Pustjens Tobias F S, Timmermans Marijke J C, Rasoul Saman, van 't Hof Arnoud W J
Department of Cardiology, Zuyderland Medical Centre, 6419 PC Heerlen, The Netherlands.
Department of Cardiovascular Research Institute Maastricht (CARIM), Maastricht University, 6229 ER Maastricht, The Netherlands.
J Clin Med. 2022 Oct 18;11(20):6144. doi: 10.3390/jcm11206144.
Background: There is uncertainty whether multivessel (MV-PCI) or culprit-only percutaneous coronary intervention (CO-PCI) should be the treatment of choice in patients with non-ST segment elevation acute coronary syndrome (NSTE-ACS) and multivessel disease (MVD). Aims: To evaluate clinical characteristics and outcomes in these patients undergoing MV-PCI or CO-PCI at the index procedure. Methods: Data were retrieved from the nationwide Netherlands Heart Registration. All NSTE-ACS patients with MVD undergoing PCI between 1 January 2017 and 1 October 2019 were grouped into a MV-PCI or CO-PCI group. The primary endpoint was all-cause mortality at long-term follow-up (median 756 days (593−996)). Secondary endpoints were reinterventions, urgent CABG, myocardial infarction (MI) < 30 days, target vessel revascularisation (TVR) and mortality at 1 year. Propensity score matching analyses were performed. Results: In total, 10,507 NSTE-ACS patients with MVD were included into the MV-PCI (N = 4235) and CO-PCI group (N = 6272). Analysing crude data, mortality rates at long-term follow-up (10.7% vs. 10.2%; p = 0.383), mortality at 1 year (6.0% vs. 5.6%; p = 0.412) and MI <30 days (0.8% vs. 0.9%; p = 0.513) were similar between both groups. Reinterventions (11.1% vs. 20.0%; p < 0.001), urgent CABG (0.1% vs. 0.4%; p = 0.001) and TVR (5.2% vs. 6.7%; p = 0.003) occurred less often in the MV-PCI group. Survival analysis after multiple imputation and propensity score matching showed similar mortality rates at long-term follow-up (log-rank p = 0.289), but a significant reduction for reinterventions in the MV-PCI group (log-rank p < 0.001). Conclusion: NSTE-ACS patients with MVD undergoing MV-PCI have similar mortality rates at long-term follow-up compared to CO-PCI. However, improved event-free survival in terms of fewer coronary reinterventions was observed.
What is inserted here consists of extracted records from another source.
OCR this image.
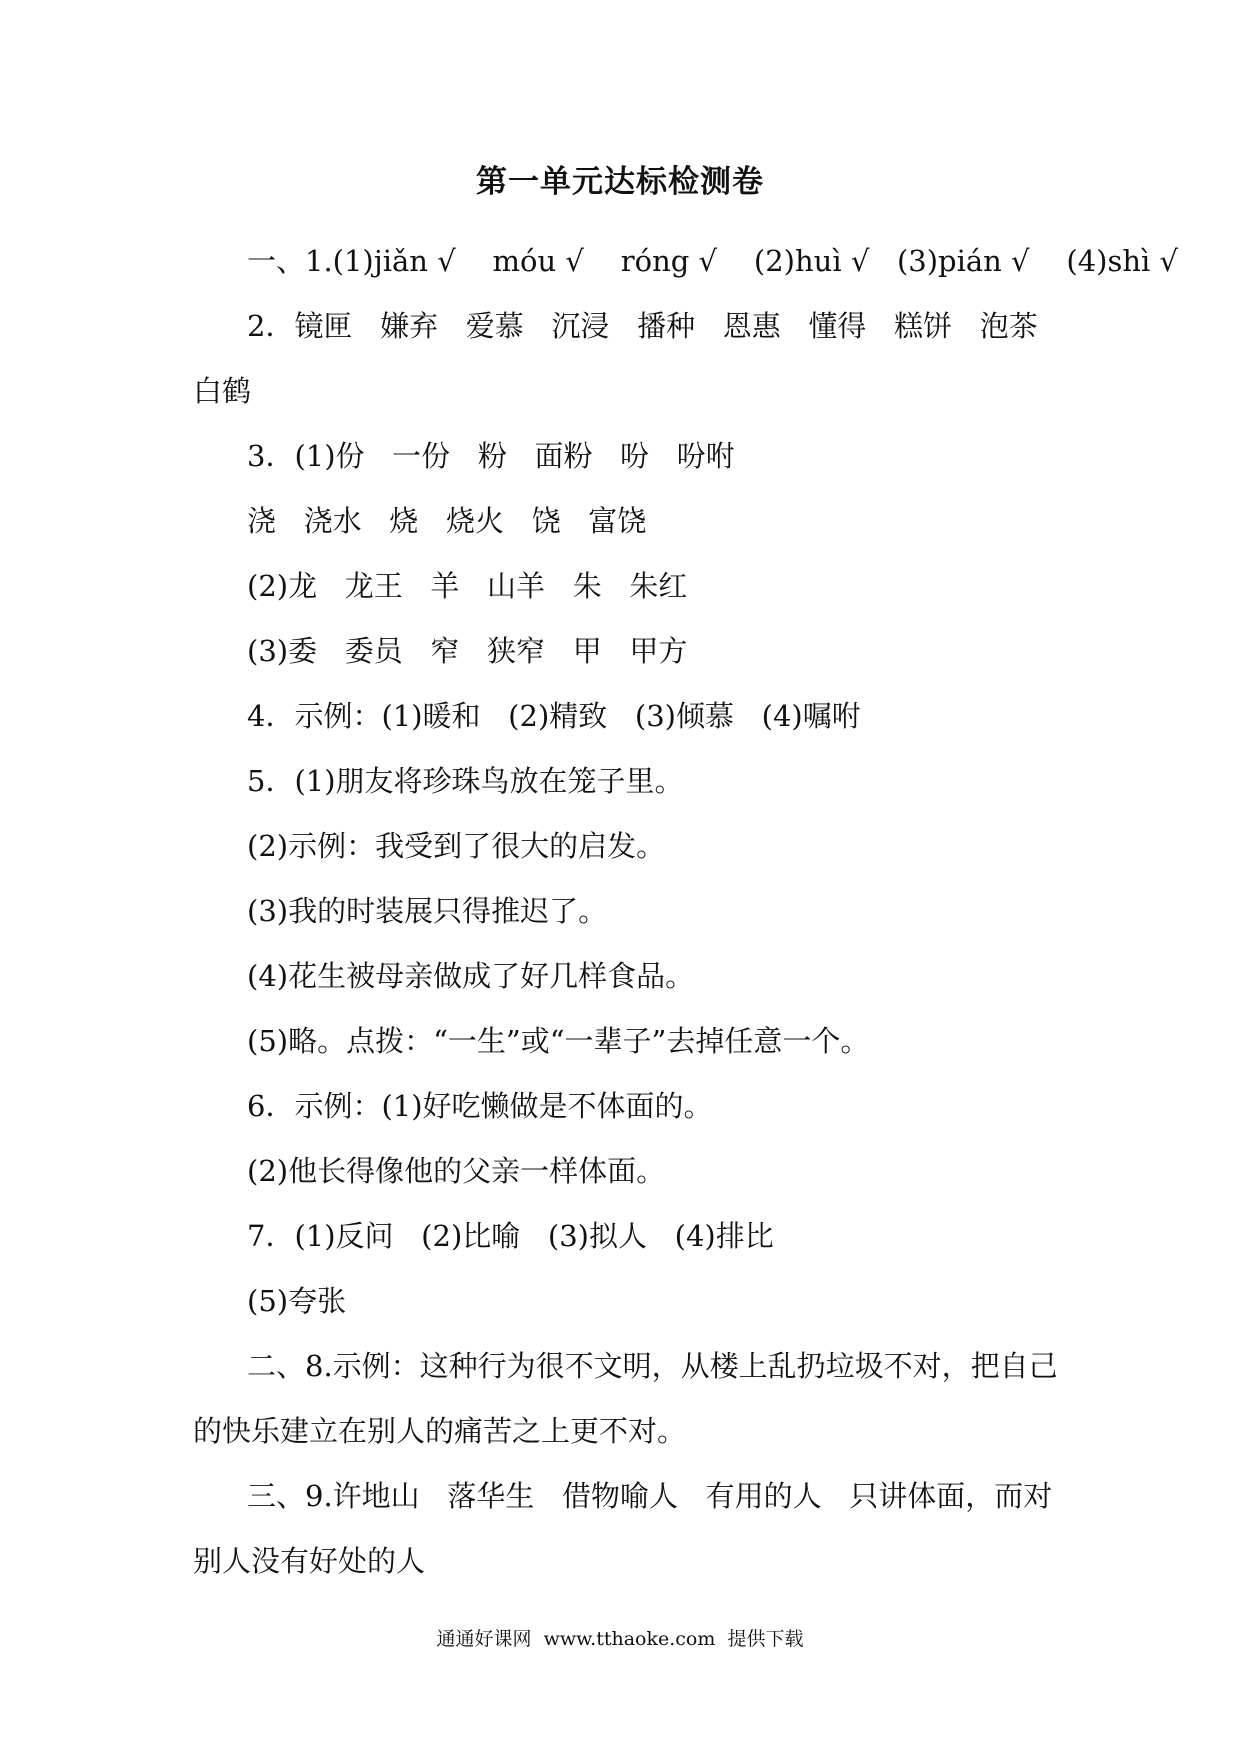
第一单元达标检测卷
一、1.(1)jiǎn √    móu √    róng √    (2)huì √   (3)pián √    (4)shì √
2．镜匣   嫌弃   爱慕   沉浸   播种   恩惠   懂得   糕饼   泡茶
白鹤
3．(1)份   一份   粉   面粉   吩   吩咐
浇   浇水   烧   烧火   饶   富饶
(2)龙   龙王   羊   山羊   朱   朱红
(3)委   委员   窄   狭窄   甲   甲方
4．示例：(1)暖和   (2)精致   (3)倾慕   (4)嘱咐
5．(1)朋友将珍珠鸟放在笼子里。
(2)示例：我受到了很大的启发。
(3)我的时装展只得推迟了。
(4)花生被母亲做成了好几样食品。
(5)略。点拨：“一生”或“一辈子”去掉任意一个。
6．示例：(1)好吃懒做是不体面的。
(2)他长得像他的父亲一样体面。
7．(1)反问   (2)比喻   (3)拟人   (4)排比
(5)夸张
二、8.示例：这种行为很不文明，从楼上乱扔垃圾不对，把自己
的快乐建立在别人的痛苦之上更不对。
三、9.许地山   落华生   借物喻人   有用的人   只讲体面，而对
别人没有好处的人
通通好课网  www.tthaoke.com  提供下载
对于非ST段抬高型急性冠状动脉综合征(NSTE-ACS)合并多支血管病变(MVD)的患者,多支血管经皮冠状动脉介入治疗(MV-PCI)或仅对罪犯血管进行经皮冠状动脉介入治疗(CO-PCI)是否应作为首选治疗方法尚不确定。目的:评估这些患者在首次手术时接受MV-PCI或CO-PCI的临床特征和结局。方法:数据取自全国性的荷兰心脏注册研究。2017年1月1日至2019年10月1日期间所有接受PCI的NSTE-ACS合并MVD患者被分为MV-PCI组或CO-PCI组。主要终点是长期随访(中位时间756天(593 - 996天))时的全因死亡率。次要终点是再次干预、急诊冠状动脉旁路移植术(CABG)、30天内心肌梗死(MI)、靶血管血运重建(TVR)和1年时的死亡率。进行倾向评分匹配分析。结果:总共10507例NSTE-ACS合并MVD患者被纳入MV-PCI组(N = 4235)和CO-PCI组(N = 6272)。分析原始数据,两组长期随访时的死亡率(10.7%对10.2%;p = 0.383)、1年时的死亡率(6.0%对5.6%;p = 0.412)和30天内MI发生率(0.8%对0.9%;p = 0.513)相似。MV-PCI组的再次干预(11.1%对20.0%;p < 0.001)、急诊CABG(0.1%对0.4%;p = 0.001)和TVR(5.2%对6.7%;p = 0.003)发生率较低。多次插补和倾向评分匹配后的生存分析显示,长期随访时死亡率相似(对数秩检验p = 0.289),但MV-PCI组再次干预显著减少(对数秩检验p < 0.001)。结论:与CO-PCI相比,接受MV-PCI的NSTE-ACS合并MVD患者长期随访时死亡率相似。然而,观察到在冠状动脉再次干预次数较少方面无事件生存期有所改善。